Under ERISA section 510, it is illegal for an employer to retaliate against an employee for exercising any right that he is entitled to or may become entitled to under ERISA plans. What this means is that an employer cannot fire an employee to avoid paying into a retirement plan. Likewise, an employee cannot be fired because he or she has a chronic illness and therefore high healthcare costs. In other words, an employer cannot fire an employee to reduce costs associated with an ERISA plan.
If an employee who had high healthcare costs were to be fired, he could very likely have a legitimate ERISA claim, even if he was fired for reasons beyond reducing costs.
ERISA laws allow plans to be amended in an effort to reduce costs, but firing an employee to keep costs down is a violation of ERISA. It is up to the employee, however, to prove that the firing was done specifically to interfere with the employee's rights. Employees who were fired in an effort to reduce costs may be eligible for equitable relief, including reinstatement of position, back pay and recovery of the benefits due under the plan.
ERISA section 510 also makes it illegal for an employer to retaliate against any person who has given information or has or will testify in an ERISA-related inquiry. For example, if a lawsuit has been filed against a company for ERISA violations, an employee cannot be fired for testifying in that lawsuit or providing information to officials investigating the matter.

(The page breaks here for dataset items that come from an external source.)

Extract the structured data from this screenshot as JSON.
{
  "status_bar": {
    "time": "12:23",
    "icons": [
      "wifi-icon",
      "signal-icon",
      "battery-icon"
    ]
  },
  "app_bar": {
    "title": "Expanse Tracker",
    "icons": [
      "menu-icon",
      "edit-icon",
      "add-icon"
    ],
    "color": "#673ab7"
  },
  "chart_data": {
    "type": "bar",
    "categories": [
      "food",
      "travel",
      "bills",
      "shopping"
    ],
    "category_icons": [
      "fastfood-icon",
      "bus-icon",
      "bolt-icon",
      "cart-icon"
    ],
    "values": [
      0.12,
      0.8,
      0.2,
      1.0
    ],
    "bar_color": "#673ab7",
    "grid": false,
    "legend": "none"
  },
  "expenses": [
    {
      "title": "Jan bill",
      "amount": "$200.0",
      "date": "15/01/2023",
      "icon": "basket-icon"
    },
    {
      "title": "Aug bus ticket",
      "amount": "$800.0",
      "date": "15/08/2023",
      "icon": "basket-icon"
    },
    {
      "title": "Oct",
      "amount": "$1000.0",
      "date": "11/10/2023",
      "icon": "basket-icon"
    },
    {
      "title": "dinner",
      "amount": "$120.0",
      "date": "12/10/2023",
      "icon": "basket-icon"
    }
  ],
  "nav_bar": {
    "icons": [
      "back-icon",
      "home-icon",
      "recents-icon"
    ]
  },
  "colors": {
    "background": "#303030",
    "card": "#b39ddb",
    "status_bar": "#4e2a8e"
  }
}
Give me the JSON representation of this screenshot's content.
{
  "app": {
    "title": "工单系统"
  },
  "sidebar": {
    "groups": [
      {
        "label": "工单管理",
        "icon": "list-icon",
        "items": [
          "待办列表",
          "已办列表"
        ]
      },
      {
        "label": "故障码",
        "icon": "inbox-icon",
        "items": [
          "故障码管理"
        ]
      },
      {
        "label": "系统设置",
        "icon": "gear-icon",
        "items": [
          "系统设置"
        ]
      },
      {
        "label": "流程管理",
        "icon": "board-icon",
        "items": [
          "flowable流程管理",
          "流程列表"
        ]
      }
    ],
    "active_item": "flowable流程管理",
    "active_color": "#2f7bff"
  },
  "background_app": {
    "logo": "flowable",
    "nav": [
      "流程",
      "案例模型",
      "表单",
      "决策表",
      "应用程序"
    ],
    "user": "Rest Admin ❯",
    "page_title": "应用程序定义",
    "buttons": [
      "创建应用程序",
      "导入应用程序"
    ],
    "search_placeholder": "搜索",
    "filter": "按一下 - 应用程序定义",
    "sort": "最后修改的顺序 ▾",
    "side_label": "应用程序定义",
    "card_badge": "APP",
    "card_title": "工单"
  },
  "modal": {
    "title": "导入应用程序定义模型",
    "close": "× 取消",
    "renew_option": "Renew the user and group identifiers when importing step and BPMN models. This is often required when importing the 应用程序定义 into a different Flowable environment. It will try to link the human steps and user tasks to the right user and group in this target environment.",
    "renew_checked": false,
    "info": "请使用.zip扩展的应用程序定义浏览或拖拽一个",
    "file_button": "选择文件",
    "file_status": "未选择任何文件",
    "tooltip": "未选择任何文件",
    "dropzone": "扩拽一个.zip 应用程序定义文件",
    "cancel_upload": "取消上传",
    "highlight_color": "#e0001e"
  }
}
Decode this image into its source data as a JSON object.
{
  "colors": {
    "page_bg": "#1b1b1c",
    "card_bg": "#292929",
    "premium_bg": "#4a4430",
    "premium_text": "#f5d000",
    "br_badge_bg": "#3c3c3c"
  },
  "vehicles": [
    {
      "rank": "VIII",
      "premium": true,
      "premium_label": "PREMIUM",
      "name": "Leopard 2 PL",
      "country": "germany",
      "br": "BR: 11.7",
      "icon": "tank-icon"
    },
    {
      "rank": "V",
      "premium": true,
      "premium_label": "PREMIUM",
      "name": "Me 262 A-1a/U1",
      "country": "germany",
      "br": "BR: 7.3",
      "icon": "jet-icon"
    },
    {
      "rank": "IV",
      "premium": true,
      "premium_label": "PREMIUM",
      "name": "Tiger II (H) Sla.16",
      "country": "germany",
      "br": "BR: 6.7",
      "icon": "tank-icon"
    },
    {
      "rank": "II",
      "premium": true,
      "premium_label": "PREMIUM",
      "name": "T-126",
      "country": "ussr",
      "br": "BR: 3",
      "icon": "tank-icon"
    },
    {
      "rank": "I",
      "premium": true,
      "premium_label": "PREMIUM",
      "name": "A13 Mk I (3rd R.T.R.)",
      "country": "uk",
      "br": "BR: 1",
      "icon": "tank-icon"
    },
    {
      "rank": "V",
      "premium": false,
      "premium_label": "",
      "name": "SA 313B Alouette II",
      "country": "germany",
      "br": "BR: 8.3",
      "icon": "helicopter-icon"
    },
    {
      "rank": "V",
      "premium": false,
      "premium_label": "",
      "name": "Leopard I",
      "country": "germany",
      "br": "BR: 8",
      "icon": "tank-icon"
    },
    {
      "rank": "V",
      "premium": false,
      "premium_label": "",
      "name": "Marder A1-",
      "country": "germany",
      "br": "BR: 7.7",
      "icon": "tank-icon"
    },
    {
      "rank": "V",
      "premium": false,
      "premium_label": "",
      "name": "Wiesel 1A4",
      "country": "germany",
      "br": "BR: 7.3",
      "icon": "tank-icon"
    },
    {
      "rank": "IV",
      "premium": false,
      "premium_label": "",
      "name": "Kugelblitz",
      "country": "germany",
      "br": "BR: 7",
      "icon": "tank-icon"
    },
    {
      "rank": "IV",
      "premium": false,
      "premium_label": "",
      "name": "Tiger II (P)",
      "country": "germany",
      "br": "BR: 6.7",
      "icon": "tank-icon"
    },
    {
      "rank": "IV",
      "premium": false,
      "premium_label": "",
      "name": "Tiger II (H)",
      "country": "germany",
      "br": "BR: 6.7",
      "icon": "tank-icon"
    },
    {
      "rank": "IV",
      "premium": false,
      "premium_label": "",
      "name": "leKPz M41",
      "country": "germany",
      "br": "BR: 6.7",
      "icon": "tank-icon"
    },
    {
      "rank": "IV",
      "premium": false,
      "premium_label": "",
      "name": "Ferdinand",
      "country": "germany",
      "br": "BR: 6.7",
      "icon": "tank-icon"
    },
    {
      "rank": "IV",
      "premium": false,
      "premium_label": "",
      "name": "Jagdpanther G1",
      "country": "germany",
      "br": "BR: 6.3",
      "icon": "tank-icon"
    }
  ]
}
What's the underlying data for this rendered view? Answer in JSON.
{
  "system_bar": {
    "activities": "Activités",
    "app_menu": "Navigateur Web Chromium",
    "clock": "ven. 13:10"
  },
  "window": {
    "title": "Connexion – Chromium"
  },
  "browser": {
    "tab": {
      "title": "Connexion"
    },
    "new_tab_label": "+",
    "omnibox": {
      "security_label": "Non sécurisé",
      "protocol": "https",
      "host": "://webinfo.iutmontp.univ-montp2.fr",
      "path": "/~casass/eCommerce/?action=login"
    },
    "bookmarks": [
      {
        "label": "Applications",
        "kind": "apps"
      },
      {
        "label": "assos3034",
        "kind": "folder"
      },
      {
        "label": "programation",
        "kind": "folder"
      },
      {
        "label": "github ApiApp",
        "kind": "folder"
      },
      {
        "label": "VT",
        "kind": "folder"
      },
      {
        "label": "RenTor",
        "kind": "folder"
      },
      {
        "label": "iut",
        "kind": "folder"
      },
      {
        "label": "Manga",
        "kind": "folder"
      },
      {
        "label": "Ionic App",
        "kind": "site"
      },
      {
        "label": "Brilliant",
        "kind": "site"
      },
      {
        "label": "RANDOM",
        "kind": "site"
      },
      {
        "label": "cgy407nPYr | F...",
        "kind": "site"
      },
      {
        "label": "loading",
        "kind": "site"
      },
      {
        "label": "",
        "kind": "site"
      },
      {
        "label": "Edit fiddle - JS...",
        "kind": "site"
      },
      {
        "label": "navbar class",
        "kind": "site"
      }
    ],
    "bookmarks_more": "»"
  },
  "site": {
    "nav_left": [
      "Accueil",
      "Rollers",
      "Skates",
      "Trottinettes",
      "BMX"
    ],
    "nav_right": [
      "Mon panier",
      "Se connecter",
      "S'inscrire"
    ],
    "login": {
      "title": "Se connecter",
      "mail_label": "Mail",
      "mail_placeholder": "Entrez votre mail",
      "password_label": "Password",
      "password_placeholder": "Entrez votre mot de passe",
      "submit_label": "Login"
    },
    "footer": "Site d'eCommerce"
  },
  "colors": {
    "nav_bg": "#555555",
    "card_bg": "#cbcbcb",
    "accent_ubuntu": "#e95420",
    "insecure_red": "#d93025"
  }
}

This portion of the statute is somewhat unclear, with different courts issuing different rulings on claims related to the law. In some cases, employees have filed lawsuits alleging they were fired in retaliation for complaining about their ERISA plan. Some courts have held that such a firing was unlawful, whereas others have held that for the matter to be considered an inquiry, the employee must have been questioned about the ERISA plan. In one recent lawsuit, however, the courts found that an employee lodging a complaint about money being withheld from his pay but not deposited into his ERISA-covered accounts should not be fired for lodging the complaint. In making its decision, the court noted that the word inquiry should include informal questions, even those that are asked by the employee.
The lawsuit is George v. Junior Achievement of Cent. Indiana, Inc.; 7th Cir., 2012.